Henry Gross closes  Show Me To The Stage with a quite poignant, wistful ballad, If We Tie Our Ship Together. It’s a slow burner. The song seems loathe to reveal its secrets. When it does, it’s well worth the wait. After a minute, Henry delivers a tender, thoughtful and hopeful vocal. Again, the harmonies add a Beach Boys influence. That’s down to Terry Cashman and Tommy West’s production. They’ve kept one of the best until last, ensuring you want to hear more from Henry Gross.

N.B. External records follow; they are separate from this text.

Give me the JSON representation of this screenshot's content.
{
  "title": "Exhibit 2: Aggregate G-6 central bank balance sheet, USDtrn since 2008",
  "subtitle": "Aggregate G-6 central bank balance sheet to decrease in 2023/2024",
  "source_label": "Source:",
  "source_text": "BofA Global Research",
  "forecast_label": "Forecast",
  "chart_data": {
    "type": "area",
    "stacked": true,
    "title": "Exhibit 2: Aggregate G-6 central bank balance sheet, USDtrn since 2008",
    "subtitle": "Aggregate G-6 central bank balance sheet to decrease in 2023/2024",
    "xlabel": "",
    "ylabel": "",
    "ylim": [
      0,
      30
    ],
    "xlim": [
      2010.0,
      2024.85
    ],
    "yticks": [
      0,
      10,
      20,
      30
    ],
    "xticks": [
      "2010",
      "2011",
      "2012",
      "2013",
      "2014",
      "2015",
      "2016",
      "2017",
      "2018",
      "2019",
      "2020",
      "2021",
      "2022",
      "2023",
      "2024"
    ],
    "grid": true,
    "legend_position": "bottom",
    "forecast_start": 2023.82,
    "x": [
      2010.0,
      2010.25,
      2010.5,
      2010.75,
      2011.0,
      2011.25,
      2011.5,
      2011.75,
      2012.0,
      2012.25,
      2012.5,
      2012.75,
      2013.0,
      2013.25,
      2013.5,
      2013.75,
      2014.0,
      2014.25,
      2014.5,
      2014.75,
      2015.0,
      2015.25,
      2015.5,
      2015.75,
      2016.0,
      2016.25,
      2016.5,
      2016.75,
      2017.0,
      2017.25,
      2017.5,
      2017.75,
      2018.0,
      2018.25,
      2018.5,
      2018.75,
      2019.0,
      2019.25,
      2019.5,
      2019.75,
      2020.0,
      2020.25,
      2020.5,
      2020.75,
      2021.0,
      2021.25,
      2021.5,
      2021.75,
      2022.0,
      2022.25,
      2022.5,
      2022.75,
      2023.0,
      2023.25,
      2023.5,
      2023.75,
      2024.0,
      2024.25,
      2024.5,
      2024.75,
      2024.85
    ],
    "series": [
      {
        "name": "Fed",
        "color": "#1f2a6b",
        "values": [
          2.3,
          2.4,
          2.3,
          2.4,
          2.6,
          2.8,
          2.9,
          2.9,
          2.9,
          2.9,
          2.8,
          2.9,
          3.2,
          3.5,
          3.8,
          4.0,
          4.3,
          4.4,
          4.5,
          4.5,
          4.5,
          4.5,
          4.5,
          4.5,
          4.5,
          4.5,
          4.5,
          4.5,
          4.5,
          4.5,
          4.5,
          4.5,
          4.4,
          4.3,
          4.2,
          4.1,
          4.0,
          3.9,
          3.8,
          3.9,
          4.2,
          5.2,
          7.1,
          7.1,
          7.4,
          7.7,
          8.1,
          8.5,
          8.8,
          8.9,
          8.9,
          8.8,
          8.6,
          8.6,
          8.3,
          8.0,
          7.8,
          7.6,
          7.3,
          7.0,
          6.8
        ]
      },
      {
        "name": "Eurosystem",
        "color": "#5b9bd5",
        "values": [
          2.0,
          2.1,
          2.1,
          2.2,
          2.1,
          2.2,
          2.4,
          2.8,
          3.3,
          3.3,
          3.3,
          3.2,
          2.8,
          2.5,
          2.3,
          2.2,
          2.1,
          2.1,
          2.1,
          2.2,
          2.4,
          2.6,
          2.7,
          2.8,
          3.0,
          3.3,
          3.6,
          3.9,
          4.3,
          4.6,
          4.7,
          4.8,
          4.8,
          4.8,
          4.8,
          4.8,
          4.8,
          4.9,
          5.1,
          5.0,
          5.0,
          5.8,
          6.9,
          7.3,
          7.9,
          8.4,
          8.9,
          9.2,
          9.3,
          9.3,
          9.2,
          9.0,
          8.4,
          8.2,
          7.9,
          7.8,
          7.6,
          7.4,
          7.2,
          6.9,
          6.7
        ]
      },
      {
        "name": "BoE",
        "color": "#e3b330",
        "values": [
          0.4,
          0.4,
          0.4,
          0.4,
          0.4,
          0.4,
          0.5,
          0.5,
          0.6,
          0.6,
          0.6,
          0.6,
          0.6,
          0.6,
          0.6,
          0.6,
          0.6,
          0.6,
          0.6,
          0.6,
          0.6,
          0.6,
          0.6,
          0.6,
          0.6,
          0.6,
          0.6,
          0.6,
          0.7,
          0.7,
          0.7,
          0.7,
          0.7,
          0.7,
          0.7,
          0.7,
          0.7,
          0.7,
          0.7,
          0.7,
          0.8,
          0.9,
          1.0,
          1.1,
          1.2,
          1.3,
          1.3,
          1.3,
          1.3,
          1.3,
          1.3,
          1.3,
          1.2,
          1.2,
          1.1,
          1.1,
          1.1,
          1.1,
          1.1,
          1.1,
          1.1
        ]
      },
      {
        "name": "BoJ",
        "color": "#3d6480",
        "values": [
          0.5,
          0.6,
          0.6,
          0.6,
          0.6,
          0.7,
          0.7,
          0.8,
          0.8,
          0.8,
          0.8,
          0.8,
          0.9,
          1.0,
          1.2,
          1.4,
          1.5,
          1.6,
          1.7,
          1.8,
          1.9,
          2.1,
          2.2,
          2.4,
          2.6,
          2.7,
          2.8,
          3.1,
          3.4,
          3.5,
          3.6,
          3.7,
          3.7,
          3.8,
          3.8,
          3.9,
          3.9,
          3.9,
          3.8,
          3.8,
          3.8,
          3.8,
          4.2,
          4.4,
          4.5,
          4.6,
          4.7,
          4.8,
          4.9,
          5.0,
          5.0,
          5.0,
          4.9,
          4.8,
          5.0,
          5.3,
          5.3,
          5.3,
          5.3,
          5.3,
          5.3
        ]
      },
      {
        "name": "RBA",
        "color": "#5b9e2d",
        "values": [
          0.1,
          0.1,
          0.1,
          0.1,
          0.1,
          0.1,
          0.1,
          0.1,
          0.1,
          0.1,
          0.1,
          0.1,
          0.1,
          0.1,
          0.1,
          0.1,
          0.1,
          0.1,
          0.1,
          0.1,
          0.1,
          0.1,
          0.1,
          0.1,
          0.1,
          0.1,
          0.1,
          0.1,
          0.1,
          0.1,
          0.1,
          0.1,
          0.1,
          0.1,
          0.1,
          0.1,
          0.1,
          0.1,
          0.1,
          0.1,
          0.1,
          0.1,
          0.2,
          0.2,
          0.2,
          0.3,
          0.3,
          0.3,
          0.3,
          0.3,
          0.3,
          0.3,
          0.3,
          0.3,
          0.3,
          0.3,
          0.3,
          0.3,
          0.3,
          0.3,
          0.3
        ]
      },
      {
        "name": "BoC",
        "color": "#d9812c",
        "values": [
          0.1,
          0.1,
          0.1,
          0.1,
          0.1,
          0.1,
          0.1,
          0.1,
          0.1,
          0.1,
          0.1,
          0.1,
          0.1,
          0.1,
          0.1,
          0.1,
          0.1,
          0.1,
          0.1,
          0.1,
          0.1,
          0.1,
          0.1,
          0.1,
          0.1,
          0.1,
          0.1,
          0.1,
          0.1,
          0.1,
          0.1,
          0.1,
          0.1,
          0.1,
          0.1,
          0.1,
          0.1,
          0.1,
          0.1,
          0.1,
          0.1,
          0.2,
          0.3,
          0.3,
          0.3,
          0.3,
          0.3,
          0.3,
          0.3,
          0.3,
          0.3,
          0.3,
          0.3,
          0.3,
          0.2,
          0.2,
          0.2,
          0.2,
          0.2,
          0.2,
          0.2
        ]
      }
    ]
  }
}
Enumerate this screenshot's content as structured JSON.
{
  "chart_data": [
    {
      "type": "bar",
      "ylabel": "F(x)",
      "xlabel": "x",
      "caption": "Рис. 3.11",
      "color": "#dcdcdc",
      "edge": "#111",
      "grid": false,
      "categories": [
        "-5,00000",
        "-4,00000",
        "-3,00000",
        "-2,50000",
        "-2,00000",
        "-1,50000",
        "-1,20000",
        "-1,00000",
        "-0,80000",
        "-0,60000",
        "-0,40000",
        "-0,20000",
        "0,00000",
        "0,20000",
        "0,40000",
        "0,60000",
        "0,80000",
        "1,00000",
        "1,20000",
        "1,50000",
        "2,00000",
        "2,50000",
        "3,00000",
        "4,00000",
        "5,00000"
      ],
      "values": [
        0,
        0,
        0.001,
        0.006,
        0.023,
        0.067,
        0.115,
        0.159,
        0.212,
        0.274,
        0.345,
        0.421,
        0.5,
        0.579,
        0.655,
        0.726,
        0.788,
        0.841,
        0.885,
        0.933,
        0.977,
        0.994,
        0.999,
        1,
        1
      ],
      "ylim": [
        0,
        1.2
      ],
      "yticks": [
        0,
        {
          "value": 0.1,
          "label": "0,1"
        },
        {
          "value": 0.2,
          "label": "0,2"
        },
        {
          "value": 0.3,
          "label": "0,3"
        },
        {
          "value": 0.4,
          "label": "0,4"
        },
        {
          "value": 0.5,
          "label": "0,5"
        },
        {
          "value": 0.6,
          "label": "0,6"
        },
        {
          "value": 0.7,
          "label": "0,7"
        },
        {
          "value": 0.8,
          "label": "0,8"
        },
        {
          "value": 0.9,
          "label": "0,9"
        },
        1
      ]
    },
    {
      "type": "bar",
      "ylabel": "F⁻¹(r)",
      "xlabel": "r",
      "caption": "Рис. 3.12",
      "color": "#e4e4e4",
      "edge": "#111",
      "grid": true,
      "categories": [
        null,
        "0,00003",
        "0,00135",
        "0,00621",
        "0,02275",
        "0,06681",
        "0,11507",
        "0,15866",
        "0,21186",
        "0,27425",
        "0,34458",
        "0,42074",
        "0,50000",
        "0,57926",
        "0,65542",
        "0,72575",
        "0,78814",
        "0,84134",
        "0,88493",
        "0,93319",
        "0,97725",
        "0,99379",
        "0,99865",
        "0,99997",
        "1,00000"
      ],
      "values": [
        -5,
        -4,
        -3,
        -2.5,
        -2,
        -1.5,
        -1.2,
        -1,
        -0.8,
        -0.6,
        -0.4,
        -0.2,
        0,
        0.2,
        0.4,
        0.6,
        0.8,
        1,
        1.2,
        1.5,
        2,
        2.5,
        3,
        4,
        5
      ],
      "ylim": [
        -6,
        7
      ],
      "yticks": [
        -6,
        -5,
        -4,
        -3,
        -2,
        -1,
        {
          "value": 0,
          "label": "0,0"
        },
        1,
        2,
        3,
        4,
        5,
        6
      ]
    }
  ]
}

Show Me To The Stage is probably, the most underrated album of Henry Gross’ career. It stalled at just number 176 in the US Billboard 200. For Henry, his career seemed to be stalling. Just when he seemed to be forging a career as a successful artist, Henry Gross was back to where he was after his eponymous sophomore album. However, despite the lack of commercial success, Show Me To The Stage is an underrated album.

Listening to Show Me To The Stage it’s an eclectic album where Henry has been inspired by a variety of influences. AOR, blues, Celtic, country, pop and rock all feature on Show Me To The Stage. Henry has been influenced by The Beatles, Beach Boys, Seals and Croft, Kenny Loggins and Jim Messina, The Bellamy Brothers, Brian Wison and Carole King. All these influences and more shine through as Henry veers between his inner rocker and balladeer. 

It’s delivering ballads that Henry Gross is at his best on Show Me To The Stage. The final four songs of  side two of Show Me To The Stage are ballads. They feature Henry Gross toying with your emotions. His vocals are tender, needy, hopeful and heartfelt. The lyrics come to life. Their meaning and beauty becomes apparent, as Henry delivers a series of vocal tour de forces. This is just four reasons why Show Me To The Stage is a hidden gem in Henry Gross’ back-catalogue. Partly, that’s because Show Me To The Stage has never been rereleased.

That all changed recently. Chiswick, an imprint of Ace Records rereleased Release and Show Me To The Stage on one CD. This is a welcome rerelease. After all, neither album have ever been rereleased. Their recent rerelease will allow a new generation of music lovers to discover Release, Henry Gross’ most successful album and Show Me To The Stage, his most underrated albums. Release and Show Me To The Stage will make welcome additions to any record collections.